Review: Reagan Jackson’s ‘Still Here: A South End Mixtape from an Unexpected Journalist’

Reagan Jackson begins her collection of essays and articles Still Here: A South End Mixtape from an Unexpected Journalist with a quote from Audre Lorde: “ If I didn’t define myself for myself, I would be crunched into other people’s fantasies for me and eaten alive.” When Black women are allowed to share their stories authentically, the world benefits from their truth. 

Jackson landed her first story as a paid journalist after “a rant about the ways in which people of color are excluded from study abroad programs and how the white solution is to mistake color for economic status and throw money at the problem.” She was at a brunch where she met the co-founders of the online Seattle Globalist. After hearing Jackson’s rant, the publication’s co-founder Alex Stonehill told Jackson she should write about it. So Jackson did. She emailed Stonehill her story, he published the article, and he sent her a check. At the time, Jackson was a blogger but had never had anything published, so in this unexpected moment, a journalist was born.

Still Here is more than just a collection of articles and essays; it is the ultimate representation of the Black female experience in the 21st century.

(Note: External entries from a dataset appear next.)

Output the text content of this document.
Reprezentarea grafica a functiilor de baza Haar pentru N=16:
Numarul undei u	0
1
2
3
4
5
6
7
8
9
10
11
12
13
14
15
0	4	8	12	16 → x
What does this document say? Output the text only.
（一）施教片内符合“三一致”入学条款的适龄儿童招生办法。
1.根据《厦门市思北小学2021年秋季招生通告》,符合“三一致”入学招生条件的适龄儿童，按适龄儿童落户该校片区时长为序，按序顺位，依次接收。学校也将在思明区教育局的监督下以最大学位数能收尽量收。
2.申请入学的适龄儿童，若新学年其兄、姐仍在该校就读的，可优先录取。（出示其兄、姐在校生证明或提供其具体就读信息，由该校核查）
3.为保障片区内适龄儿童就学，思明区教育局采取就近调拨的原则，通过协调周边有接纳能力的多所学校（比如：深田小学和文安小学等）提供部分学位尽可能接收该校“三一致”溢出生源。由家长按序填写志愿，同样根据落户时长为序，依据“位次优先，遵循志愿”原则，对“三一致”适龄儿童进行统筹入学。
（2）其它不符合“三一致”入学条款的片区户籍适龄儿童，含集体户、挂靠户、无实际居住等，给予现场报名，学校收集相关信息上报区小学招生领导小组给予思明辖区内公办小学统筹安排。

The book is succinctly organized into five sections, chronicling diverse aspects of the writer’s experience: “The Hood,” “The Struggle #blacklivesmatter,” “The World,” “The People,” and “The Body.”

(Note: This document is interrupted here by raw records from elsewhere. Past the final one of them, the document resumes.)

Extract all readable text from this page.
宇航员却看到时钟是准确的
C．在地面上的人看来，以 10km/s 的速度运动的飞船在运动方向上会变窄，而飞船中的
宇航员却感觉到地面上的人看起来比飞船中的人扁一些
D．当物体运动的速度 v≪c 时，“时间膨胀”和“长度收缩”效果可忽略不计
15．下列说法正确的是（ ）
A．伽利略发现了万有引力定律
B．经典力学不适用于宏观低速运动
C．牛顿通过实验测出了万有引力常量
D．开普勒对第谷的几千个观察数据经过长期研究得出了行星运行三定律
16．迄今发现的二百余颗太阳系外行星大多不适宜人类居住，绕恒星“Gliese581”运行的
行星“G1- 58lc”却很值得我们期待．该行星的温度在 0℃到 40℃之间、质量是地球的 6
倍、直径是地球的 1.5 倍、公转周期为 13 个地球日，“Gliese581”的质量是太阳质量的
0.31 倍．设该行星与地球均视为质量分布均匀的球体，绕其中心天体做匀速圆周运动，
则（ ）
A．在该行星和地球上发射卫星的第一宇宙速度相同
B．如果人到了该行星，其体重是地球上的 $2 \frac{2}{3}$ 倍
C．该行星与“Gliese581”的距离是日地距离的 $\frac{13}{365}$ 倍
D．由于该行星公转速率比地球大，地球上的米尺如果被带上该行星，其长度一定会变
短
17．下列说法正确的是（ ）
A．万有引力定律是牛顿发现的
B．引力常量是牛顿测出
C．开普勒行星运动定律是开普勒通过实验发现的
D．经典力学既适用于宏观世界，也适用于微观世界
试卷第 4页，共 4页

In “The Hood,” the article “Brad and Becky Are Coming to Rainier Beach” (South Seattle Emerald, December 27, 2017), Jackson gives us a story not often heard in the media: the perspective of a single Black female homeowner in Seattle coexisting with gentrification. The article takes the reader on Jackson’s house-hunting journey and quickly dives deep into the housing market challenges in Seattle. Jackson poignantly ruminates, “The East African family on the corner disappeared too. I don’t know if they got foreclosed on or not. They were replaced by a Mexican family who lasted less than six months. Now a white family lives there. A white family bought the house across the street too. I’m sure they are lovely people. They put a Black Lives Matter sign in their yard. We wave to each other if our paths cross in the morning, but I can’t bring myself to welcome them properly. Every time I see that sign I think if my life really mattered you would understand that in this white ass city, living in a POC neighborhood has been one small refuge.”

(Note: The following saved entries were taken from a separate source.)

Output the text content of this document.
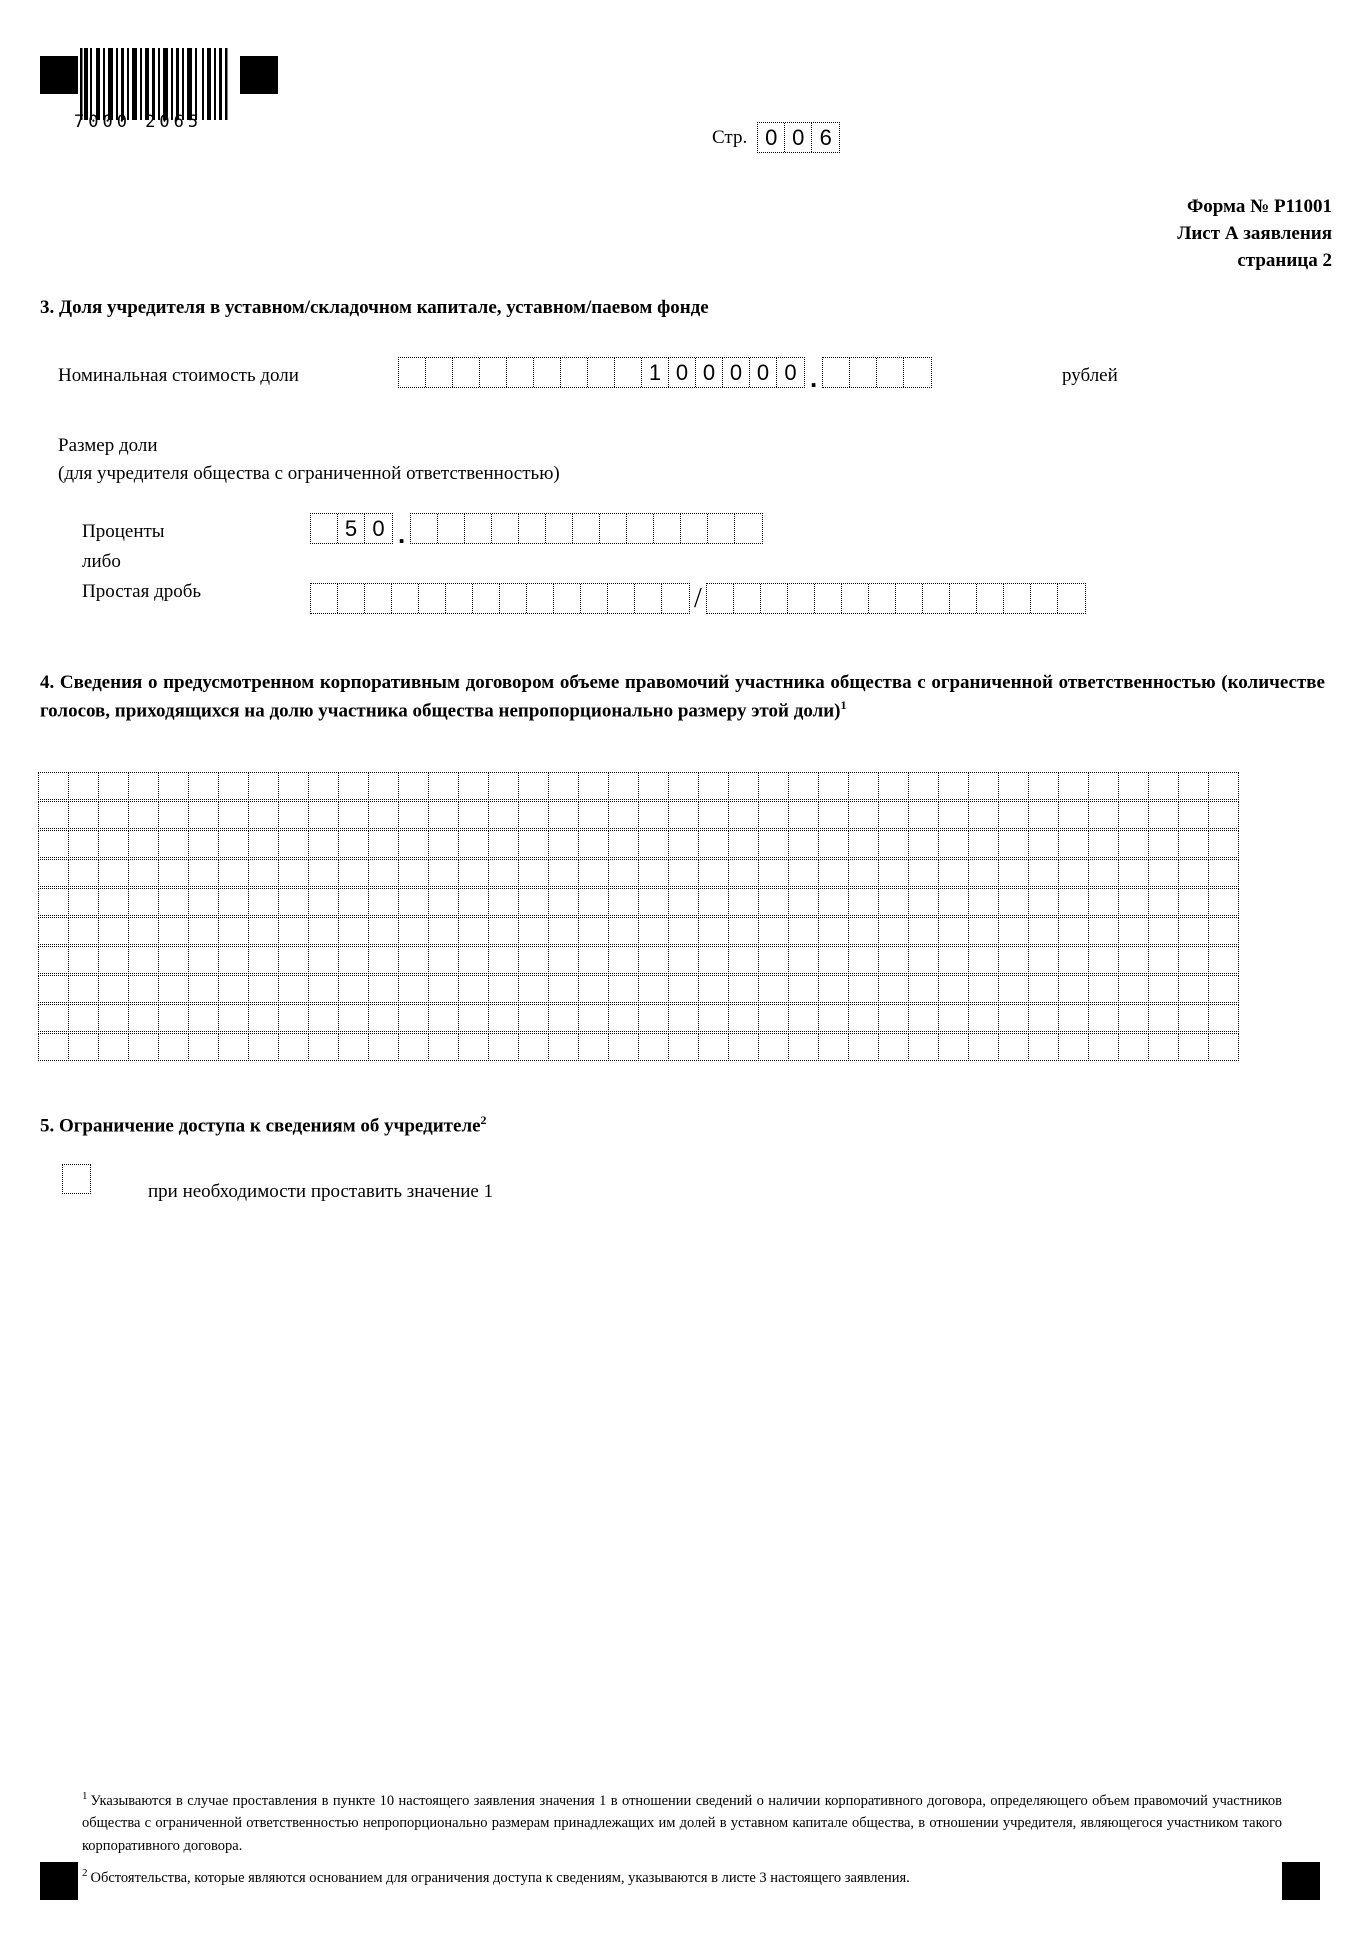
7000 2065
Стр. 0 0 6
Форма № Р11001
Лист А заявления
страница 2
3. Доля учредителя в уставном/складочном капитале, уставном/паевом фонде
Номинальная стоимость доли	1 0 0 0 0 0 .	рублей
Размер доли
(для учредителя общества с ограниченной ответственностью)
Проценты
либо
Простая дробь
5 0 .
/
4. Сведения о предусмотренном корпоративным договором объеме правомочий участника общества с ограниченной ответственностью (количестве голосов, приходящихся на долю участника общества непропорционально размеру этой доли)$^1$
5. Ограничение доступа к сведениям об учредителе$^2$
при необходимости проставить значение 1
$^1$ Указываются в случае проставления в пункте 10 настоящего заявления значения 1 в отношении сведений о наличии корпоративного договора, определяющего объем правомочий участников общества с ограниченной ответственностью непропорционально размерам принадлежащих им долей в уставном капитале общества, в отношении учредителя, являющегося участником такого корпоративного договора.
$^2$ Обстоятельства, которые являются основанием для ограничения доступа к сведениям, указываются в листе 3 настоящего заявления.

In “The Struggle #blacklivesmatter” section, “Accomplices vs. Allies” (South Seattle Emerald, July 6, 2016), Jackson amplifies the term Allyship Industrial Complex (which Jackson read in a blog post by Indigenous Action Media). After all these years, it names Jackson’s experiences as a Black woman in the ultra-white liberal bubble that is Seattle. Here she deftly sketches her journey through the social justice industrial complex, which began in high school, continued in college and into her graduate program, and even moved into post-graduate professional development workshops and courses where the same conversations about race occur. White privilege is always centered and white liberals are cared for, while the few Black folks in attendance are left feeling even more silenced and unheard. The article is a powerful reference tool of liberation used to do the complex work of dismantling systemic racism by holding up the mirror of truth and shining light on the hypocrisy of polite superficial allyship.

The standout article in “The World” section is “Havana Meets Seattle: Artists Find Common Ground” (Connection, September 29, 2016). Here, Jackson nimbly tells the story of Shontina Vernon, a musician, artist, and filmmaker who could independently finance the Common Ground Music Project (a delegation of majority Black American artists who traveled from Seattle to Havana and Vinales to collaborate with Cuban artists). For Black artists to be able to travel to Cuba and be recognized as American was a profound experience. As Jackson reveals this story, the magical power of travel unfolds through the artist’s experience of Cuba in ways that warm the heart.

Reading this book is like sitting down for tea with your most trusted, brilliant, emotionally intelligent friend who has traveled the world and knows all of the things. Reagan Jackson unapologetically shares the stories of Black communities in Seattle struggling to exist against the dominance of gentrification. Jackson’s worldview provides a unique voice that should be listened to. Her writing is poignant, with a sharp wit and cunning sense of humor. Each article and interview glides off the page and connects to the heart with pure truth and knowing. 

Reagan Jackson honors Seattle’s Black communities by sharing the unique stories of people consistently overlooked by dominant media outlets eager to regurgitate the same stereotypes. Reagan Jackson’s voice is here to stay. Still Here: A South End Mixtape from an Unexpected Journalist is a gift of stories you will want to read over and over again and share in documenting this profound age.